Lo que voy a contarte es real aunque como dice un dicho, “se dice el pecado, no el pecador”; todos hemos visto o recibido en algún momento publicidad sobre algún curso, libro o software que nos hará millonarios; pues bien hace poco un “gurú” de los negocios en internet lanzo un refrito de estos para hacer dinero.
Este “emprendedor” con la excusa de ayudar a otros emprendedores novatos cobraba más de U$S300 por un software y su manual en video; nada de esto parece descabellado ya que el trabajo de desarrollar, producir y comercializar un producto hoy en día es bastante caro.
Sin embargo al buscar información sobre este producto en el internet pude ver que muchos de los que lo compraron se sintieron estafados; si bien el producto hace exactamente lo que se prometió, la verdad es que puede sencillamente ser reemplazado por dos o tres pluging gratuitos que circulan en internet, además la calidad del producto no era la esperada.
Seguí navegando y encontré varias referencias a sitios donde este producto, su manual y video tutorial podían descargarse gratuitamente; antes de seguir debo aclarar que estoy en contra de la piratería, sin embargo alguien adquirió este producto, se sintió defraudado y posiblemente motivado por la venganza más que por el ánimo de compartir lo libero en la red.
Otros haciendo uso de esto, modificaron el código para que este software funcione sin licencia y lo compartieron con muchas más personas.
Insisto, no estoy de acuerdo con la piratería, pero tampoco con la explotación del consumidor; si tú eres un emprendedor y dedicas tiempo y esfuerzo a desarrollar productos y servicios; asegúrate de que estos sean realmente para el beneficio de tus clientes y no solo conveniente a tu bolsillo.
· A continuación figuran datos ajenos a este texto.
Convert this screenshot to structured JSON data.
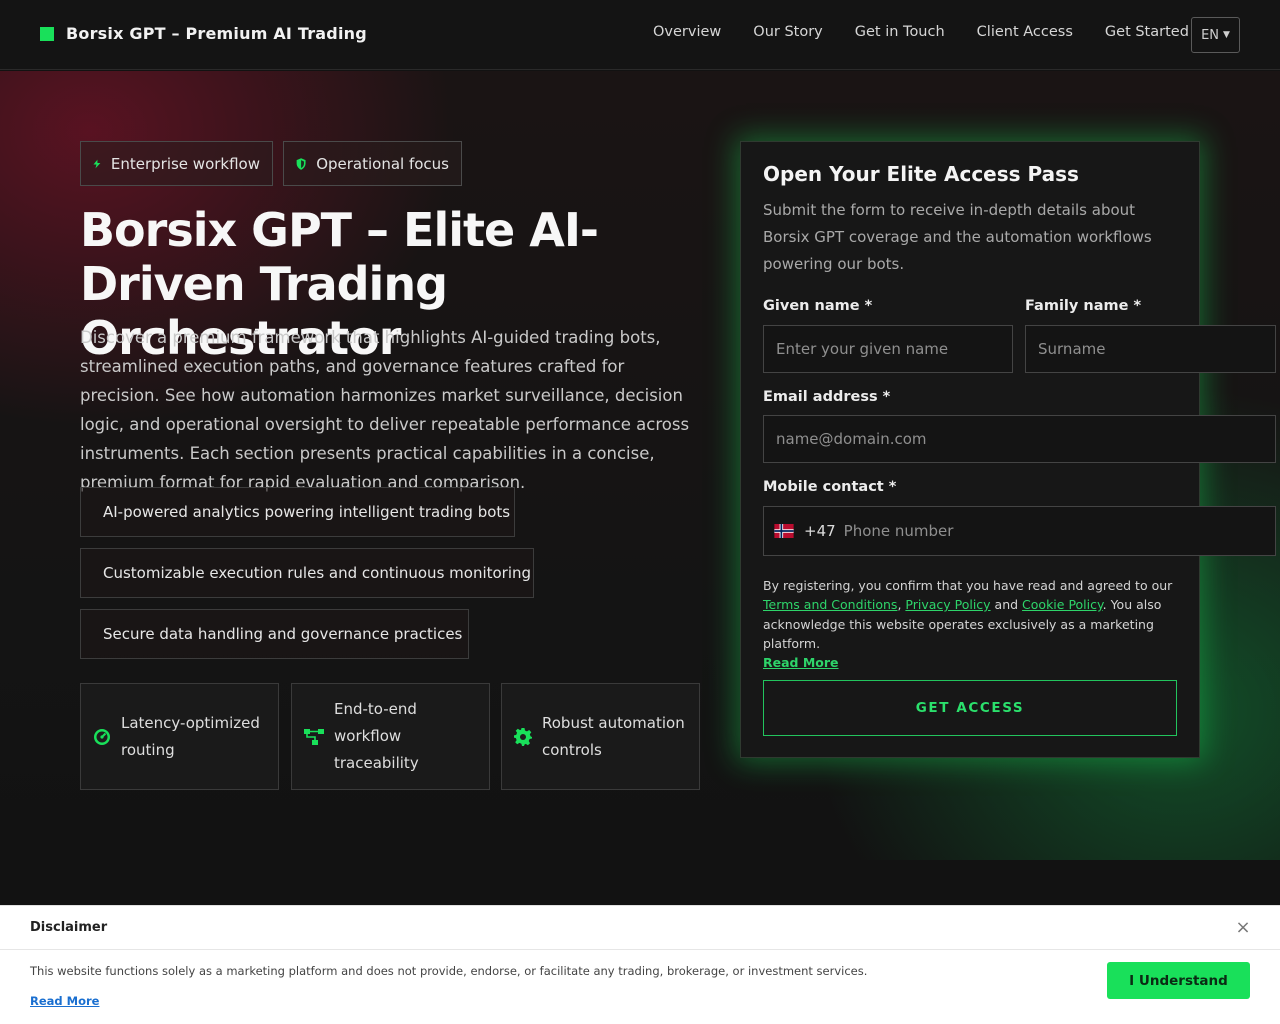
{
  "header": {
    "brand": "Borsix GPT – Premium AI Trading",
    "nav": [
      "Overview",
      "Our Story",
      "Get in Touch",
      "Client Access",
      "Get Started"
    ],
    "language": "EN"
  },
  "hero": {
    "chips": [
      "Enterprise workflow",
      "Operational focus"
    ],
    "title": "Borsix GPT – Elite AI-Driven Trading Orchestrator",
    "description": "Discover a premium framework that highlights AI-guided trading bots, streamlined execution paths, and governance features crafted for precision. See how automa­tion harmonizes market surveillance, decision logic, and operational oversight to deliver repeatable performance across instruments. Each section presents practi­cal capabilities in a concise, premium format for rapid evaluation and comparison.",
    "features": [
      "AI-powered analytics powering intelligent trading bots",
      "Customizable execution rules and continuous monitoring",
      "Secure data handling and governance practices"
    ],
    "cards": [
      "Latency-optimized routing",
      "End-to-end workflow traceability",
      "Robust automation controls"
    ]
  },
  "form": {
    "title": "Open Your Elite Access Pass",
    "subtitle": "Submit the form to receive in-depth details about Borsix GPT coverage and the automation workflows powering our bots.",
    "given_label": "Given name *",
    "given_placeholder": "Enter your given name",
    "family_label": "Family name *",
    "family_placeholder": "Surname",
    "email_label": "Email address *",
    "email_placeholder": "name@domain.com",
    "phone_label": "Mobile contact *",
    "phone_code": "+47",
    "phone_placeholder": "Phone number",
    "legal_prefix": "By registering, you confirm that you have read and agreed to our ",
    "terms": "Terms and Conditions",
    "sep1": ", ",
    "privacy": "Privacy Policy",
    "and": " and ",
    "cookie": "Cookie Policy",
    "legal_suffix": ". You also ac­knowledge this website operates exclusively as a marketing platform.",
    "read_more": "Read More",
    "submit": "GET ACCESS"
  },
  "disclaimer": {
    "title": "Disclaimer",
    "text": "This website functions solely as a marketing platform and does not provide, endorse, or facilitate any trading, brokerage, or investment services.",
    "read_more": "Read More",
    "button": "I Understand",
    "close": "×"
  },
  "colors": {
    "accent": "#19e05a",
    "hero_red": "#6e1226",
    "hero_green": "#126e34"
  },
  "icons": {
    "chips": [
      "bolt-icon",
      "shield-icon"
    ],
    "features": [
      "chip-icon",
      "sliders-icon",
      "lock-icon"
    ],
    "cards": [
      "gauge-icon",
      "workflow-icon",
      "gear-icon"
    ],
    "phone_flag": "norway-flag-icon"
  }
}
Un cliente satisfecho difícilmente buscará hacerte daño, por eso es muy importante que realmente estés enfocado en solucionar los problemas de tus clientes.
Puede que tu precio no lo puedan pagar todos, pero no por eso tú debes regalar tu servicio o producto ni trabajar a pérdida; debe haber un equilibrio.
Además recuerda que la satisfacción del cliente no se basa en cuantas quejas no recibiste, sino en cuan satisfechos se sienten tus clientes; para saberlo solo existe una forma, pregúntales.
Si tú buscas solucionar un problema en forma eficiente, de seguro encontrarás a alguien dispuesto a pagarte por ello; sin embargo si tu interes es hacer dinero, muy pocos estarán deseosos de darte el suyo.